The study is also said to suggest that graphene could be used to make a transistor-like device in a superconducting circuit and that its superconductivity could be incorporated into molecular electronics. “In principle, given the variety of chemical molecules that can bind to graphene’s surface, this research could result in the development of molecular electronics devices with novel functionalities based on superconducting graphene,” said Dr Angelo Di Bernardo.
The researchers managed to get graphene to superconduct in its own right by coupling it with praseodymium cerium copper oxide (PCCO).

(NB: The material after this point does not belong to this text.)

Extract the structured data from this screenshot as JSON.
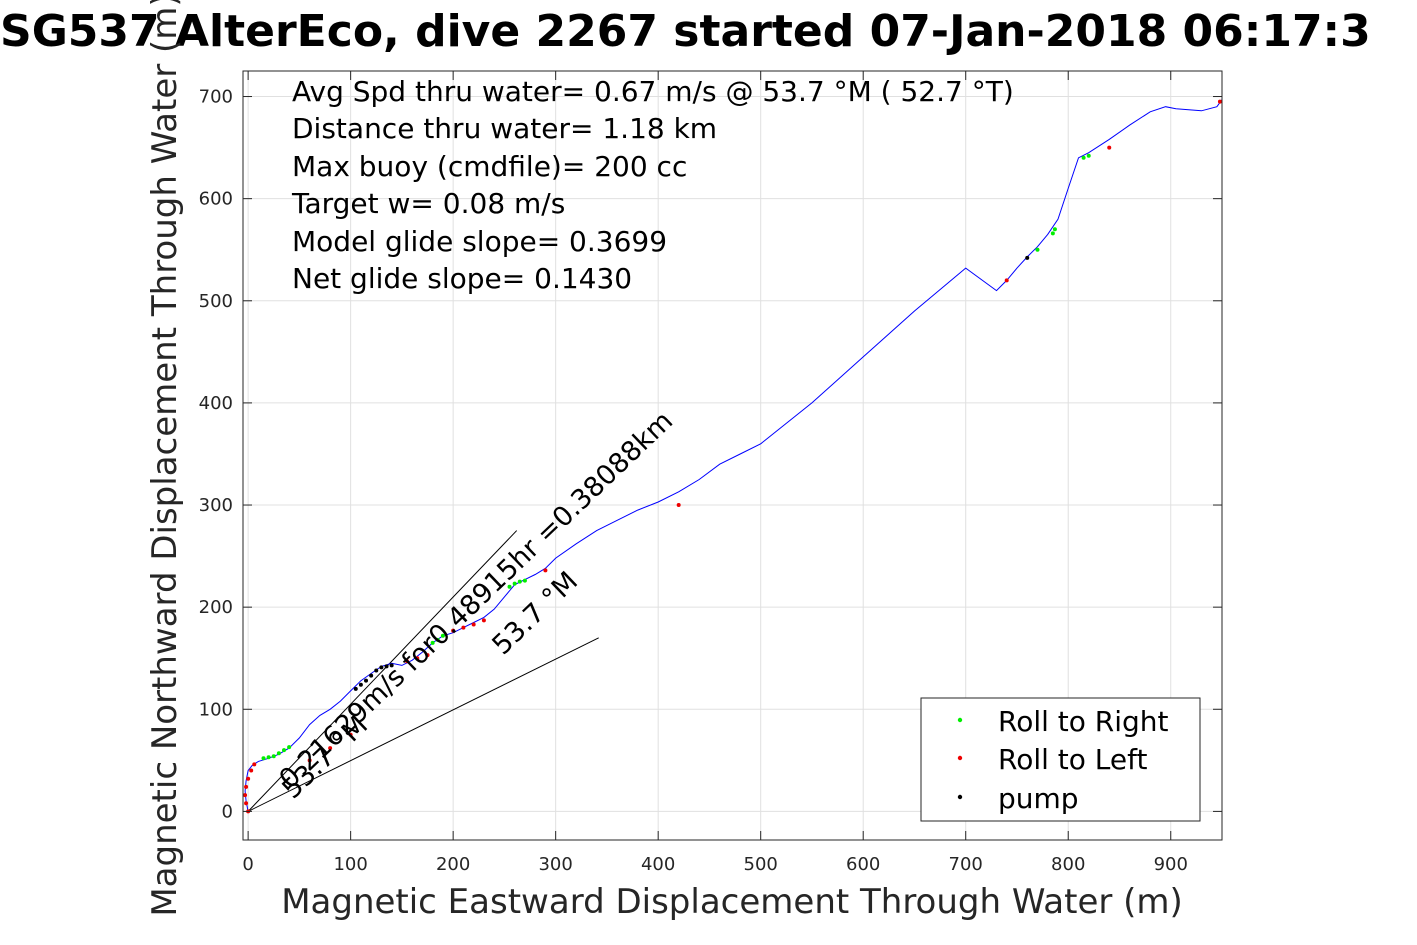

“It has been postulated that, under the right conditions, graphene should undergo a superconducting transition, but can’t,” said Dr Jason Robinson. “The idea of this experiment was to find out if we coupled graphene to a superconductor, could we switch that intrinsic superconductivity on? The question then becomes how do you know that the superconductivity you are seeing is coming from within the graphene itself, and not the underlying superconductor?”
The team says it remains unclear what type of superconductivity has been activated, but thinks the results indicate that it is the ‘p-wave’ form – something academics have been to verify for more than 20 years.